MANDADO DE SEGURANÇA. PROCESSO ADMINISTRATIVO DISCIPLINAR. DEMISSÃO.
NULIDADES. CERCEAMENTO DE DEFESA. INOCORRÊNCIA.
1. No que diz respeito ao controle jurisdicional do processo
administrativo disciplinar, a jurisprudência desta Corte é firme no
sentido de que compete ao Poder Judiciário apreciar a regularidade
do procedimento, à luz dos princípios do contraditório, da ampla
defesa e do devido processo legal, sem, contudo, adentrar no mérito
administrativo.
2. Mostra-se plenamente justificado o excesso de prazo na conclusão
do processo administrativo disciplinar, que decorre de incidentes
não imputáveis à Comissão Processante, inexistindo óbice legal que
se designe os mesmos servidores para constituir nova comissão
processante, mormente se para não se postergar, ainda mais, a
conclusão do inquérito disciplinar.
3. A 3ª Seção desta Corte Superior de Justiça pacificou já
entendimento no sentido de que "(...) a extrapolação do prazo para a
conclusão do processo administrativo-disciplinar não consubstancia
nulidade susceptível de invalidar o procedimento." (MS nº 7.962/DF,
Relator Ministro Vicente Leal, in DJ 1º/7/2002).

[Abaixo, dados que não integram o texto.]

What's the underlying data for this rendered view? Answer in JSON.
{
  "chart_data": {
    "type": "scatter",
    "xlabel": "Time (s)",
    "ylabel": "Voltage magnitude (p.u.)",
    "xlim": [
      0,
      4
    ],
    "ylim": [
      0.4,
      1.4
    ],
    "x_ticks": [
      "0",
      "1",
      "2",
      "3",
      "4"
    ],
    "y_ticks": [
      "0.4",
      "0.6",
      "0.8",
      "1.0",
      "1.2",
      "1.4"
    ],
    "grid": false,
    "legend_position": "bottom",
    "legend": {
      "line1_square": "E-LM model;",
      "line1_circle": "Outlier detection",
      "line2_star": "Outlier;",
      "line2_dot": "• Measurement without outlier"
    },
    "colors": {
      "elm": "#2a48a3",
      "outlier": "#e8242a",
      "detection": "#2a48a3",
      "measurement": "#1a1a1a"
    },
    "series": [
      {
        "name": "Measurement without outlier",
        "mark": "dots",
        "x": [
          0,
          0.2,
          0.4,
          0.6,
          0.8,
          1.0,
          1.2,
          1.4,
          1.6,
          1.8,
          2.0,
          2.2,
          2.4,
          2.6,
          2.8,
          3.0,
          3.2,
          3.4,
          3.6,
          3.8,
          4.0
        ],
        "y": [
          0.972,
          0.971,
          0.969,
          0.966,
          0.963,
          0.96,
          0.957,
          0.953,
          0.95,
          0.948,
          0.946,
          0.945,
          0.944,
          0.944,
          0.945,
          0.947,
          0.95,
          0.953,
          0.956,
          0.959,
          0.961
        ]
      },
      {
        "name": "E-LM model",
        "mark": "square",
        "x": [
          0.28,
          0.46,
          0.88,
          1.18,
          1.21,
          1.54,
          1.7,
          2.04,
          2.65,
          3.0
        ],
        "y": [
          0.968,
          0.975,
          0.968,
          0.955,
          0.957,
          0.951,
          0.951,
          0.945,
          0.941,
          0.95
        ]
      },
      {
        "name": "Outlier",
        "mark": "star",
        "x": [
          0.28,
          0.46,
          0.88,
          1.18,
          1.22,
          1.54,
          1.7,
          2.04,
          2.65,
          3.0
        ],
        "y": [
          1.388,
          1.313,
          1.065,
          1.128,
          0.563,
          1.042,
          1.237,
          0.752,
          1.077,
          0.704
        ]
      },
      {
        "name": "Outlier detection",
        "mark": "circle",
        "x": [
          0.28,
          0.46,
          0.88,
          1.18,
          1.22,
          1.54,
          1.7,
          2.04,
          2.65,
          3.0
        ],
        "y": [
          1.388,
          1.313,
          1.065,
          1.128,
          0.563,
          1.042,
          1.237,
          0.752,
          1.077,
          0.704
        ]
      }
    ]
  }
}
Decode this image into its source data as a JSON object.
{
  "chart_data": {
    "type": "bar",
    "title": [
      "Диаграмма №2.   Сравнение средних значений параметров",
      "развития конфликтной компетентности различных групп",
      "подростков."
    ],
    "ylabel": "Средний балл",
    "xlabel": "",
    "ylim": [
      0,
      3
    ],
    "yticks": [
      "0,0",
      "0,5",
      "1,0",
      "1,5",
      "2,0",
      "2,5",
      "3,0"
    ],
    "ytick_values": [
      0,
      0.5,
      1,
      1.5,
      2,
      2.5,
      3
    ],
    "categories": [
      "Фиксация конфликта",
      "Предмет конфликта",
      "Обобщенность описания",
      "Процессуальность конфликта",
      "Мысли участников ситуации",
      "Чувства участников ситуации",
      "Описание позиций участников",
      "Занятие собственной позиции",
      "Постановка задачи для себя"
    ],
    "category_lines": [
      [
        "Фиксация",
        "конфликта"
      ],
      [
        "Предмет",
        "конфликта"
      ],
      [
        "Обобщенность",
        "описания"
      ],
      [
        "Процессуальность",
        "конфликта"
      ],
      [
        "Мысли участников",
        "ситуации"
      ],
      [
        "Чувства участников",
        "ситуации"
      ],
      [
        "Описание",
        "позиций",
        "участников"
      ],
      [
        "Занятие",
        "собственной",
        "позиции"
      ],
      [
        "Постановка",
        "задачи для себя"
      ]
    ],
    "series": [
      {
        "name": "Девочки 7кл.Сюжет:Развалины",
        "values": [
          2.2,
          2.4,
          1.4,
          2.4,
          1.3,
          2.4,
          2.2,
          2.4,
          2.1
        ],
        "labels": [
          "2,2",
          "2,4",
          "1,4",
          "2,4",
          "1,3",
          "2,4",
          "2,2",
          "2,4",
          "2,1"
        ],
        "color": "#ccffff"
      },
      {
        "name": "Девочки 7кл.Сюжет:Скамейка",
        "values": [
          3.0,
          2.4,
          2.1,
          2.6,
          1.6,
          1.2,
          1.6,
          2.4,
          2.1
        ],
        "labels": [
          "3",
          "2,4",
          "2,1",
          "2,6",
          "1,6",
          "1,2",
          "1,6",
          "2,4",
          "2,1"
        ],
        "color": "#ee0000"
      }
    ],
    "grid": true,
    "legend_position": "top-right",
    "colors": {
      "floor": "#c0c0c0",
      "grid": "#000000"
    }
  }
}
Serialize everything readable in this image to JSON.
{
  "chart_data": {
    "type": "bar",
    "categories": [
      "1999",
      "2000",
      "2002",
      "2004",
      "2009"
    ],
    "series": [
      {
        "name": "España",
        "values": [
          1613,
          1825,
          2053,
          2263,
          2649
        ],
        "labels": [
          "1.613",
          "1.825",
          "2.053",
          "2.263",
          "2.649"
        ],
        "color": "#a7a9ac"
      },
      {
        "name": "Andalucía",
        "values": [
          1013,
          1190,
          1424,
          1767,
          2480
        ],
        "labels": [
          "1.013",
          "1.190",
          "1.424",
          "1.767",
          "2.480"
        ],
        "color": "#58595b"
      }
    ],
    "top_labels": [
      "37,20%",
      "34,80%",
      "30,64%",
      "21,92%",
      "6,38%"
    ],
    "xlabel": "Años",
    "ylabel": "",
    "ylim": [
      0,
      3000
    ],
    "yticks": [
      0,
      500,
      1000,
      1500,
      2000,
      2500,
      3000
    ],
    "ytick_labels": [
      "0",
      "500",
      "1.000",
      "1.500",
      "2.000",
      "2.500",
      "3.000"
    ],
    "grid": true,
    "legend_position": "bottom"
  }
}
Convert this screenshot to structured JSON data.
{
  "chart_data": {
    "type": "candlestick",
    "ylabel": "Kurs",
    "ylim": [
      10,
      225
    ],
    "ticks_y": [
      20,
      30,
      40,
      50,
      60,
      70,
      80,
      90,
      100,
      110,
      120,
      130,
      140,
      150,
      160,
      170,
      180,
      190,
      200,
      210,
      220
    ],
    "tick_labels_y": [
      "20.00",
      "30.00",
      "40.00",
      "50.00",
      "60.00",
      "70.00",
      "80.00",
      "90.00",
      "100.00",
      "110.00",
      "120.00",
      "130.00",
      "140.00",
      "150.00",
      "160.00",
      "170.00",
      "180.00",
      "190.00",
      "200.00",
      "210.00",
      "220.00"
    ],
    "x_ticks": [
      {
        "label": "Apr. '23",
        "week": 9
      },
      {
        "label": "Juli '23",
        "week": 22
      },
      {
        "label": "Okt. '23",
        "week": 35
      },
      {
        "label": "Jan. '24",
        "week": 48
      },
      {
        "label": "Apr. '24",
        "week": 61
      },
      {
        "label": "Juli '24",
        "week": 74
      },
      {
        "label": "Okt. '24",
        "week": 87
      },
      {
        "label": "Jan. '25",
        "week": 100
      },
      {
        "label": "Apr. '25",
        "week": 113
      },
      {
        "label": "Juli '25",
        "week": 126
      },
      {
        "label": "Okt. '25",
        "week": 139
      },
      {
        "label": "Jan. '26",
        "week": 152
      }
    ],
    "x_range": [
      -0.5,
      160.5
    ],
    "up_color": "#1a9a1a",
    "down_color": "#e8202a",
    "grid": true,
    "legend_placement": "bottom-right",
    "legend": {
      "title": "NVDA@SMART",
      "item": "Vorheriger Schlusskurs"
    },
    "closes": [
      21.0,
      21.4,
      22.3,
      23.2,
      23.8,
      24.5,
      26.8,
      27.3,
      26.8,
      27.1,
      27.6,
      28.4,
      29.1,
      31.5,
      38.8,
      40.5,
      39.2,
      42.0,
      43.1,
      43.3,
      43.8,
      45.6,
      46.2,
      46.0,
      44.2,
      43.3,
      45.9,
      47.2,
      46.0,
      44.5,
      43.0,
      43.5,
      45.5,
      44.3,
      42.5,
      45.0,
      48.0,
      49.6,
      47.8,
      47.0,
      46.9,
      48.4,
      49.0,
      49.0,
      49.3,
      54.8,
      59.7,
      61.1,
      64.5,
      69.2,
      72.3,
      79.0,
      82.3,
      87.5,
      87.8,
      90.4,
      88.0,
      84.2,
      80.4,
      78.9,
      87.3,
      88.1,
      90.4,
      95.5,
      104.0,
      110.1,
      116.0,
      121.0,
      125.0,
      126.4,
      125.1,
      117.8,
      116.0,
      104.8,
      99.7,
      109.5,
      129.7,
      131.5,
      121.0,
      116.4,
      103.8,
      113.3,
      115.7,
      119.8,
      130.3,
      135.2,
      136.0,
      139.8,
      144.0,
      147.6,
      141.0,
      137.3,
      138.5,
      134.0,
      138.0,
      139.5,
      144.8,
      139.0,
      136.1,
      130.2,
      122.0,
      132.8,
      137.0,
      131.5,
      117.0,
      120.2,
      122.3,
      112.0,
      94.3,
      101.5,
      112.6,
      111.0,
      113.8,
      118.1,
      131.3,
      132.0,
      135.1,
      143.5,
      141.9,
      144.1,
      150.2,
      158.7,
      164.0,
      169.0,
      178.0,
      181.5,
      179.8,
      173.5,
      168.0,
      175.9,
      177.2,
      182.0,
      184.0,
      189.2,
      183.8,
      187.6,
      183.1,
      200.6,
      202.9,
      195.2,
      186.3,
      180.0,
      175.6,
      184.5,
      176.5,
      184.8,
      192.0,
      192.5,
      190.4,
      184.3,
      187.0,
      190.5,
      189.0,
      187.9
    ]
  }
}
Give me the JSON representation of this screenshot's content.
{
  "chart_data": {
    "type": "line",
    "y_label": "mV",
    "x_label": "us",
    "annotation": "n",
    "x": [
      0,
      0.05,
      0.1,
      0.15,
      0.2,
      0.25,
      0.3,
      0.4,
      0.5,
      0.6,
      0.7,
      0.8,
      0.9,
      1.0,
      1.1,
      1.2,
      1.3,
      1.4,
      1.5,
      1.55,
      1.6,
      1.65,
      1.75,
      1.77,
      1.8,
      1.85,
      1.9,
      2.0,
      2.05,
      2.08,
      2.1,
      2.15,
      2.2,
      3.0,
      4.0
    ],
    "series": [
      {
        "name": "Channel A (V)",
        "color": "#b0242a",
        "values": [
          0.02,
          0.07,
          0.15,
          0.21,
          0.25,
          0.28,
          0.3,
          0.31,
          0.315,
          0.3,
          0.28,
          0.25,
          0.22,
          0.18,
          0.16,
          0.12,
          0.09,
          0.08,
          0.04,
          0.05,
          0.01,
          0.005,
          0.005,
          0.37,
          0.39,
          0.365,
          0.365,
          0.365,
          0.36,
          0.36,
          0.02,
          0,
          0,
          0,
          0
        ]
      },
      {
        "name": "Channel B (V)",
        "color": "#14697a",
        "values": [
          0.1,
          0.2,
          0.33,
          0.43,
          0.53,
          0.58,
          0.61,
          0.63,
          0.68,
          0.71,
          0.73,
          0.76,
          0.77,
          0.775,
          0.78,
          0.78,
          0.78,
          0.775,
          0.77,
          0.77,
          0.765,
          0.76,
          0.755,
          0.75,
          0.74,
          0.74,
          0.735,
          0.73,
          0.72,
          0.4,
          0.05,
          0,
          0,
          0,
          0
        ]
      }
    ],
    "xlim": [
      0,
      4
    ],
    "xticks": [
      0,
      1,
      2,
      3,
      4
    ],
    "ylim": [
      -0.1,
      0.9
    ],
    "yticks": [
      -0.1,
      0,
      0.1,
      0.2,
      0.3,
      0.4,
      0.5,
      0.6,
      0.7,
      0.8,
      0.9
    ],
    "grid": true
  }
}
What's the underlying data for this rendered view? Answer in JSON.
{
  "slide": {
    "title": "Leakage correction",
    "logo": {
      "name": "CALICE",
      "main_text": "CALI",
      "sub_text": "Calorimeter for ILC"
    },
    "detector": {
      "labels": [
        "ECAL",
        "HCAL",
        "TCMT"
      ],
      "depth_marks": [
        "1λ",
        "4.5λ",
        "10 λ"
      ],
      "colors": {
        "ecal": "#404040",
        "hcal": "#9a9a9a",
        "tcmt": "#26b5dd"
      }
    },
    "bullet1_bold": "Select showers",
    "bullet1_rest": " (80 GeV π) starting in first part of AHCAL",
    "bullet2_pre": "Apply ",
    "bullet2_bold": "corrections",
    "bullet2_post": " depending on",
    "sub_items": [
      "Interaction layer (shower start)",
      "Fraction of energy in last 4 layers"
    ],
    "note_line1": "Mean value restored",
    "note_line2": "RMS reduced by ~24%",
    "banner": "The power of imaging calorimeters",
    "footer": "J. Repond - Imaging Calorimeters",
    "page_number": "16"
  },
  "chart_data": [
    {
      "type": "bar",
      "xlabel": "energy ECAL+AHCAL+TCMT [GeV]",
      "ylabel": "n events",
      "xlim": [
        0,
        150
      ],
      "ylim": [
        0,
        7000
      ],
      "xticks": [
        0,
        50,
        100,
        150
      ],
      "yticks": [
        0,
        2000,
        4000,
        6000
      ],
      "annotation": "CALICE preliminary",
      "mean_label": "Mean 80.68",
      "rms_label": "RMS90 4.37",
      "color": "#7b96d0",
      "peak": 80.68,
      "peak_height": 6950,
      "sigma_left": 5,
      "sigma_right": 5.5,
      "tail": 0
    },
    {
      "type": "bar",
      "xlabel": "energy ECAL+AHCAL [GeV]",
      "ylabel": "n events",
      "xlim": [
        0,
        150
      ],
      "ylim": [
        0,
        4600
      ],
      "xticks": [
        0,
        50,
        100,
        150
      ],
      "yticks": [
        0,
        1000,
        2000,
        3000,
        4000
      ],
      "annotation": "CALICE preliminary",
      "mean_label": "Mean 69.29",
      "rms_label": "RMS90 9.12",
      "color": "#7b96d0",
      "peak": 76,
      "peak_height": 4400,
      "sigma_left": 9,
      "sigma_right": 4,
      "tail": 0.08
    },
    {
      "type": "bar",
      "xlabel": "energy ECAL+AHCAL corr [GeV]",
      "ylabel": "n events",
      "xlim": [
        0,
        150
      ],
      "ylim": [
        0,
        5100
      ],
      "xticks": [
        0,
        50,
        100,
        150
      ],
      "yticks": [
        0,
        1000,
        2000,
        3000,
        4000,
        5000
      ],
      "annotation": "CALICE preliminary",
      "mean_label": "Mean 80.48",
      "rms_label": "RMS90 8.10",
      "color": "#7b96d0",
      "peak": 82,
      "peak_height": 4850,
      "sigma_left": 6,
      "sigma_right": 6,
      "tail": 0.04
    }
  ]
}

4. Oportunizada ao acusado o ofertamento de quesitos relativos a
exame grafotécnico, não há falar em violação do direito à ampla
defesa e ao contraditório, em não vindo à luz a quesitação
facultada.
5. De qualquer modo, nulidade houvesse pela falta de intimação para
a formulação de quesitos, seria de natureza relativa, a reclamar
argüição oportuna e demonstração de prejuízo, inocorrentes na
espécie até por que a comissão processante se valeu de elementos
outros de convicção para formar seu juízo da autoria e materialidade
dos fatos imputados, que, aliás, foram confessados no próprio
interrogatório.
6. Inexiste qualquer determinação legal no sentido de que o
indiciado seja intimado pessoalmente do Relatório Final elaborado
pela comissão processante, não havendo falar, também nesse
particular, em cerceamento de defesa.
7. O ato punitivo, como se impunha, mereceu publicação na imprensa
oficial, sendo certo, ainda, que o próprio impetrante, em sua
exordial, dá conta que tomou conhecimento do ato demissório quando
da sua publicação no Diário Oficial da União, do que resulta a
inexistência de qualquer embaraço ao seu direito de recorrer.
8. Ordem denegada.

Tribunal STJ
Processo MS 7051 / DF MANDADO DE SEGURANÇA 2000/0059192-0
Fonte DJ 05.05.2003 p. 215
Tópicos mandado de segurança, processo administrativo disciplinar, demissão.